The opening chapter of the novel sets the tone for the remainder of the narrative and takes us to somewhere in the Swiss Alps where we encounter seventeen-year old Tanya Galinski, a Jewess and her German lover, General Klaus von Koenig, Heinrich Himmler's deputy. As the story unfolds we are informed that Tanya had been saved by her lover from certain death at the hands of the Nazis. Klaus and Tanya are delivering valuables stolen from murdered Jews in the concentration camps to a Swiss banker, all of which are meticulously listed in a ledger. Klaus subsequently writes down a number in the space for the account number and for a password he writes AYNAT, after which he signs his name and dates it January 1, 1945.
Elie Weiss and Abraham Gerster are two young Holocaust survivors that escaped from the German slaughter of their shetl (small village). They learned to survive in the thick forests, stealing food when possible and killing as many Germans as possible.
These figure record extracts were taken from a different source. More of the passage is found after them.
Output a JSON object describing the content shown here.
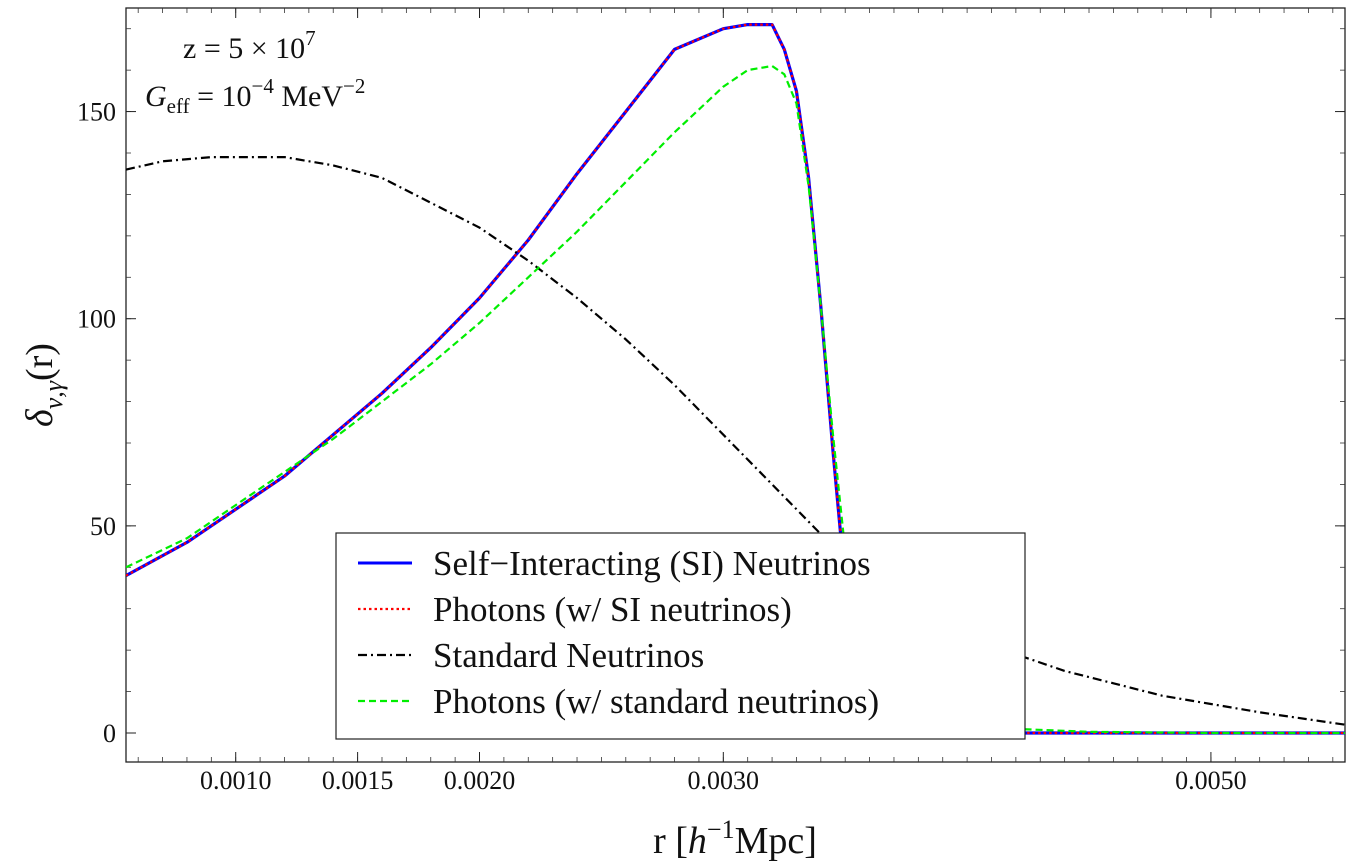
{
  "chart_data": {
    "type": "line",
    "xlabel": {
      "base": "r [",
      "italic": "h",
      "sup": "−1",
      "tail": "Mpc]"
    },
    "ylabel": {
      "main": "δ",
      "sub": "ν,γ",
      "tail": "(r)"
    },
    "xlim": [
      0.00055,
      0.00555
    ],
    "ylim": [
      -7,
      175
    ],
    "x_ticks": [
      {
        "value": 0.001,
        "label": "0.0010"
      },
      {
        "value": 0.0015,
        "label": "0.0015"
      },
      {
        "value": 0.002,
        "label": "0.0020"
      },
      {
        "value": 0.003,
        "label": "0.0030"
      },
      {
        "value": 0.005,
        "label": "0.0050"
      }
    ],
    "x_minor_step": 0.0001,
    "y_ticks": [
      {
        "value": 0,
        "label": "0"
      },
      {
        "value": 50,
        "label": "50"
      },
      {
        "value": 100,
        "label": "100"
      },
      {
        "value": 150,
        "label": "150"
      }
    ],
    "y_minor_step": 10,
    "annotations": {
      "line1": {
        "text": "z = 5 × 10",
        "sup": "7"
      },
      "line2": {
        "italic": "G",
        "sub": "eff",
        "text": " = 10",
        "sup": "−4",
        "tail": " MeV",
        "sup2": "−2"
      }
    },
    "legend_position": "bottom-center",
    "series": [
      {
        "name": "Self−Interacting (SI) Neutrinos",
        "color": "#0000ff",
        "style": "solid",
        "x": [
          0.00055,
          0.0008,
          0.001,
          0.0012,
          0.0014,
          0.0016,
          0.0018,
          0.002,
          0.0022,
          0.0024,
          0.0026,
          0.0028,
          0.003,
          0.0031,
          0.0032,
          0.00325,
          0.0033,
          0.00335,
          0.0034,
          0.00345,
          0.0035,
          0.00355,
          0.0036,
          0.00365,
          0.0037,
          0.0038,
          0.004,
          0.0045,
          0.005,
          0.00555
        ],
        "y": [
          38,
          46,
          54,
          62,
          72,
          82,
          93,
          105,
          119,
          135,
          150,
          165,
          170,
          171,
          171,
          165,
          155,
          134,
          103,
          68,
          36,
          15,
          5,
          1.5,
          0.3,
          0,
          0,
          0,
          0,
          0
        ]
      },
      {
        "name": "Photons (w/ SI neutrinos)",
        "color": "#ff0000",
        "style": "dotted",
        "x": [
          0.00055,
          0.0008,
          0.001,
          0.0012,
          0.0014,
          0.0016,
          0.0018,
          0.002,
          0.0022,
          0.0024,
          0.0026,
          0.0028,
          0.003,
          0.0031,
          0.0032,
          0.00325,
          0.0033,
          0.00335,
          0.0034,
          0.00345,
          0.0035,
          0.00355,
          0.0036,
          0.00365,
          0.0037,
          0.0038,
          0.004,
          0.0045,
          0.005,
          0.00555
        ],
        "y": [
          38,
          46,
          54,
          62,
          72,
          82,
          93,
          105,
          119,
          135,
          150,
          165,
          170,
          171,
          171,
          165,
          155,
          134,
          103,
          68,
          36,
          15,
          5,
          1.5,
          0.3,
          0,
          0,
          0,
          0,
          0
        ]
      },
      {
        "name": "Standard Neutrinos",
        "color": "#000000",
        "style": "dashdot",
        "x": [
          0.00055,
          0.0007,
          0.0009,
          0.00105,
          0.0012,
          0.0014,
          0.0016,
          0.0018,
          0.002,
          0.0022,
          0.0024,
          0.0026,
          0.0028,
          0.003,
          0.0032,
          0.0034,
          0.0036,
          0.0038,
          0.004,
          0.0042,
          0.0044,
          0.0046,
          0.0048,
          0.005,
          0.0052,
          0.00555
        ],
        "y": [
          136,
          138,
          139,
          139,
          139,
          137,
          134,
          128,
          122,
          114,
          105,
          95,
          84,
          72,
          60,
          48,
          38,
          30,
          24,
          19,
          15,
          12,
          9,
          7,
          5,
          2
        ]
      },
      {
        "name": "Photons (w/ standard neutrinos)",
        "color": "#00ee00",
        "style": "dashed",
        "x": [
          0.00055,
          0.0008,
          0.001,
          0.0012,
          0.0014,
          0.0016,
          0.0018,
          0.002,
          0.0022,
          0.0024,
          0.0026,
          0.0028,
          0.003,
          0.0031,
          0.0032,
          0.00325,
          0.0033,
          0.00335,
          0.0034,
          0.00345,
          0.0035,
          0.00355,
          0.0036,
          0.0037,
          0.0038,
          0.004,
          0.0042,
          0.0045,
          0.005,
          0.00555
        ],
        "y": [
          40,
          47,
          55,
          63,
          71,
          80,
          89,
          99,
          110,
          121,
          133,
          145,
          156,
          160,
          161,
          159,
          152,
          132,
          103,
          72,
          44,
          25,
          15,
          8,
          5,
          2.5,
          1,
          0.3,
          0,
          0
        ]
      }
    ]
  }
}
Elie is described as someone that had “the devil's eyes, small and black and all-seeing, even in darkness.” As Klaus and Tanya head back to where they are stationed, they are spotted by Elie and Abraham, wherein the latter grabs the trunk of a fallen tree, drags it into the road and causes Klaus's Mercedes sedan to lose control, crashing into a ditch and landing on its roof. Klaus manages to crawl out of his car but is shortly murdered by Elie and Abraham after they utter the Hebrew word Nekamah, which translates as revenge.
As for Tanya, she is dragged from the car and questioned as to where is the truck that transported the valuables, who took them, which bank were they being transported to, and where is the ledger? What shocks Elie and Abraham was their discovery that Tanya is a Jewess traveling with a Nazi general. Tanya refuses to give any information to her two assailants. All three hide in the forest for the next several weeks whereupon Abraham falls madly in love with Tanya. During their concealment, the trio become embroiled in a gun battle with some Germans and Elie informs Tanya that her beloved Abraham was turned into a “bloody sieve.” Heartbroken, Tanya flees.
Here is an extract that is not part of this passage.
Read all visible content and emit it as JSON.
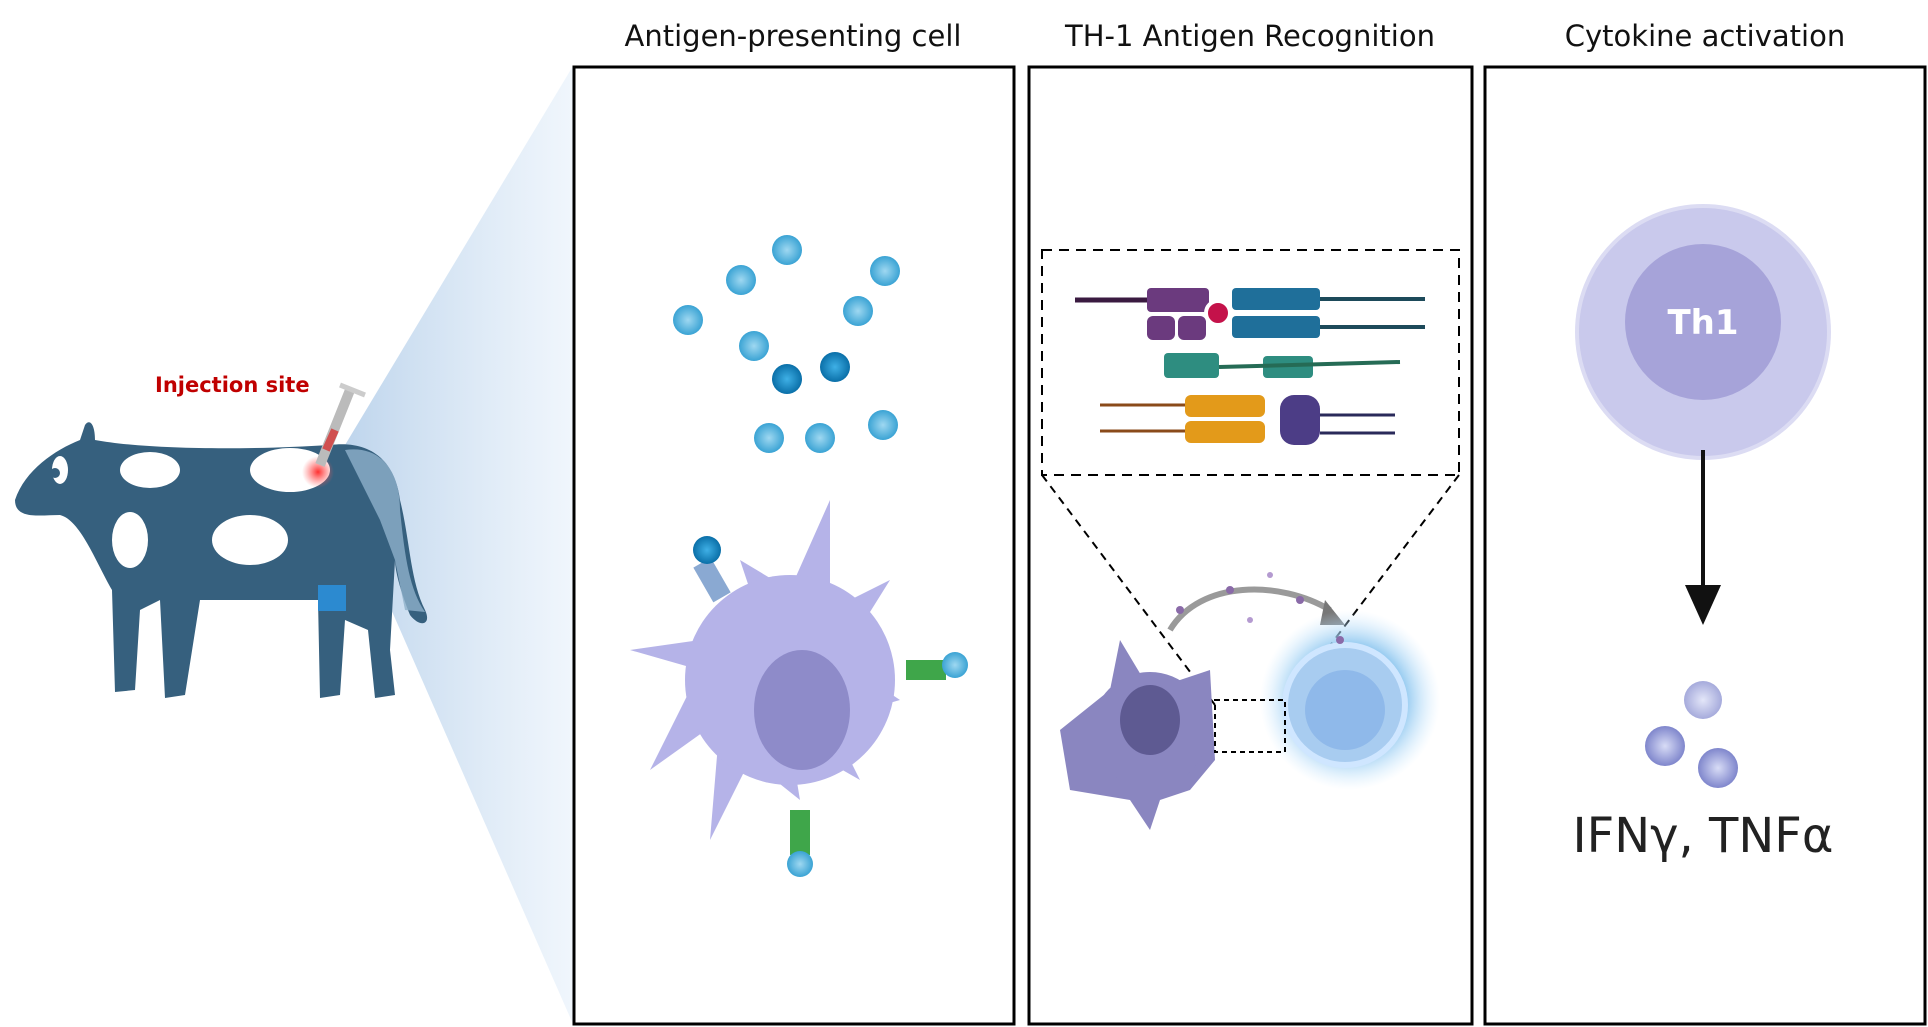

Fast forward twenty-one years later where we discover that Abraham did not die but has become Rabbi Abraham Gerster living in Meah Shearim, the enclosed neighborhood where the insular sect of Neturay Karta lives in strict observance of the Torah, insulated from the sinful ways of the surrounding Zionist society. Now married with a son Lemmy, Abraham is the leader of the sect and deeply revered. And unknown to his followers, he is also a devout nationalist who is willing to do what it takes to control Jewish fanatics from destroying Israel. Tanya, who had given birth out-of-wedlock to a daughter, has become a Mossad agent and still yearns for Abraham. Lemmy, who is half the age of Tanya and a Talmudic scholar enters into a forbidden relationship with Tanya. Elie is the head of the Special Operations Department (SOD) and is obsessed with finding General von Koenig's fortune and winning control over the Mossad. He strongly believes that “with both money and the infrastructure of overseas espionage, he would become the master of a formidable clandestine apparatus with limitless powers.” He will do anything and use anyone to further his ambitions to exterminate all those that wish to kill Jews or as he terms it, “Counter Final Solution”-to save Jews from another Holocaust. Although he is somewhat of a madman, his role prior to the Six Day War proves to be crucial in Israel's swift victory over their Arab enemies.
Throughout the absorbing tale, Azrieli smoothly intertwines the inner lives of Abraham, Elie, Tanya and Lemmy which prove to be tragic, complex and with vast landscapes. At the same time, he manages to imbue the novel with a mixed bag of themes such as the Holocaust and why did God permit such a horrendous happening, revenge, loyalty, honesty, religious fanaticism, the manoeuvrings among Israeli politicians prior to the Six Day War, forbidden love, the duplicity of some members of the United Nations prior to the Six-Day War and Israeli's abandonment by the United States and France.
What is quite noteworthy
is that Azrieli manages to effectively combine both important
challenges Israel faces from extreme fringe groups of anti-Zionist
extremists that reject Israel and view it as a heretical entity with
riveting thriller elements to interesting effect. In addition, the
four principal characters are far from being forgettable, all leaving
readers with lasting impressions with their divergent beliefs and
views that engage us on deeper levels. This one is certainly a
chilling good read! Is there a sequel in the offing?